It's quite an accomplishment to be cinematic adjective; Tarantino. (Or for pretenders to the visceral throne, Tarantinoesque.) Particularly when the Director/Writer is so young and with relatively few films on his resume.
There is pressure on Mr. Tarantino to feed the descriptor, or none whatsoever when he makes films to amuse solely himself. The latter is the primary issue with the spaghetti-western-cum racist-tome direct from the Antebellum South, "Django Unchained."
One expects the liberal use of blood squibs in a Tarantino, and "Django..." will not disappoint. (Tarantino's famed over-length as well.) What's missing in "Django..." is the cleverness and surprise in previous efforts: "Reservoir Dogs," "Pulp Fiction," and the lyrical "Kill Bills." The re-imaging of the War film so brilliantly accomplished in "Inglorious Basterds" makes the identically conceived "Django..." a self-parody of Tarantino. Just move the action back about ninety years and from France to America. Even place a scene using a foreign language as a way to speak openly in case eavesdroppers are within earshot. Hire the same pivotal character. Add the same cartoonish elements. And deliver the blood. This time add a few more laughs. (Slavery is far funnier a topic than the slaughter of millions of Jews.)
As a writer, Mr. Tarantino's pen is running out of fresh ink. That the important issue of racism (and his favorite motivation - revenge) is the spine of "Django Untamed" does not excuse this film is merely a number of scenes tossed ascreen that do not make a convincing, complete film. Mr. Tarantino is listening to the hype and lost (at least with "Django...") the ability to tell a good story without requiring the audience to hold what's dear to Tarantino to their breasts as well. Spaghetti westerns are a cheap genre from long ago that were mostly awful - save a few starring Eastwood. The corollary follows: "Django..." is a conceit by a man venerating crap. The result is crap. And that's insulting to an audience. (Using titles from other films as illustrative of the genre for his current film is also becoming an annoyance.)
The story in a nutshell: 1858, slave and wife are branded then separated when they are sold. Waltz, a Bounty Hunter, finds slave to help him track down some baddies. Slave becomes adept at Bounty Hunting and he and Waltz conspire to save slave's wife from another plantation owner. Then Shosanna runs a Parisian movie theater and hatches a plot to kill all the important Nazis.
Samuel L Jackson is terrific as the self-loathing Black Slave Supervisor nastier than any White. (And whiter as well.)

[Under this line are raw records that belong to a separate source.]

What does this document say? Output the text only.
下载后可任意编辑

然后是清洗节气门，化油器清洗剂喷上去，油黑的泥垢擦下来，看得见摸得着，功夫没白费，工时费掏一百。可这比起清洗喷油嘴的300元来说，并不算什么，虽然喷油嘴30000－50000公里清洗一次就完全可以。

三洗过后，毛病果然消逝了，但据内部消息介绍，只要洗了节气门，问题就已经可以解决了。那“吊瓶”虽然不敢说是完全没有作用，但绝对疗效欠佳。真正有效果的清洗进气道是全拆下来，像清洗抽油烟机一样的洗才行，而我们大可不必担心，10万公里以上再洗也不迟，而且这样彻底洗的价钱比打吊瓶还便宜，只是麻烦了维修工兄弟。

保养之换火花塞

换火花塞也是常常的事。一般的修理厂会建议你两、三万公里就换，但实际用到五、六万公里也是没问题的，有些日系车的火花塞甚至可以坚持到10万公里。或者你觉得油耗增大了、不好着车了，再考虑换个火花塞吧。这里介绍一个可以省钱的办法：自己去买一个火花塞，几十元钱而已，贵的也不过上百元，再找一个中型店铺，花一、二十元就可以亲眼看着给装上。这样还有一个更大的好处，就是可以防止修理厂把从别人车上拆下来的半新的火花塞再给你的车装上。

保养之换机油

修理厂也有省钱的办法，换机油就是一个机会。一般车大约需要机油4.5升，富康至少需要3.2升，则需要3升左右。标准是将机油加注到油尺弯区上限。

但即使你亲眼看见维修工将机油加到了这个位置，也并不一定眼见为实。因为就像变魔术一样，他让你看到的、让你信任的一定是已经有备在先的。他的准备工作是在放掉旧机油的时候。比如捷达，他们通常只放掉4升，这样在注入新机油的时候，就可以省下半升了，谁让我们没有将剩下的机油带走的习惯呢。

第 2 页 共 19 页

Jamie Foxx is a comatose-robot-killing-machine with a fast gun and little depth. (No wonder bigger Black stars turned this role down. Probably due to embarrassment at the portrayal of Blacks.) Watlz' sympathetic-to-slaves 180 turn from Hans Landa in "Inglorious Basterds" is serviceable yet will certainly garner another Oscar.
DiCaprio chews not only the scenery but some furniture as well. It's a fun turn but not enough to save the film.
Tarantino populates smaller roles with TV faves from formative years when his nose was three inches from a Philco. (Casting these has-beens also saves a lot of dough.)
"Django Unchained" is rife with lots and lots of padding and self-indulgence galore. A few more films like this and Tarantino will be the Director of whom it is asked, "Hey, whatever happened to that guy who made those really bloody movies? He used to be good."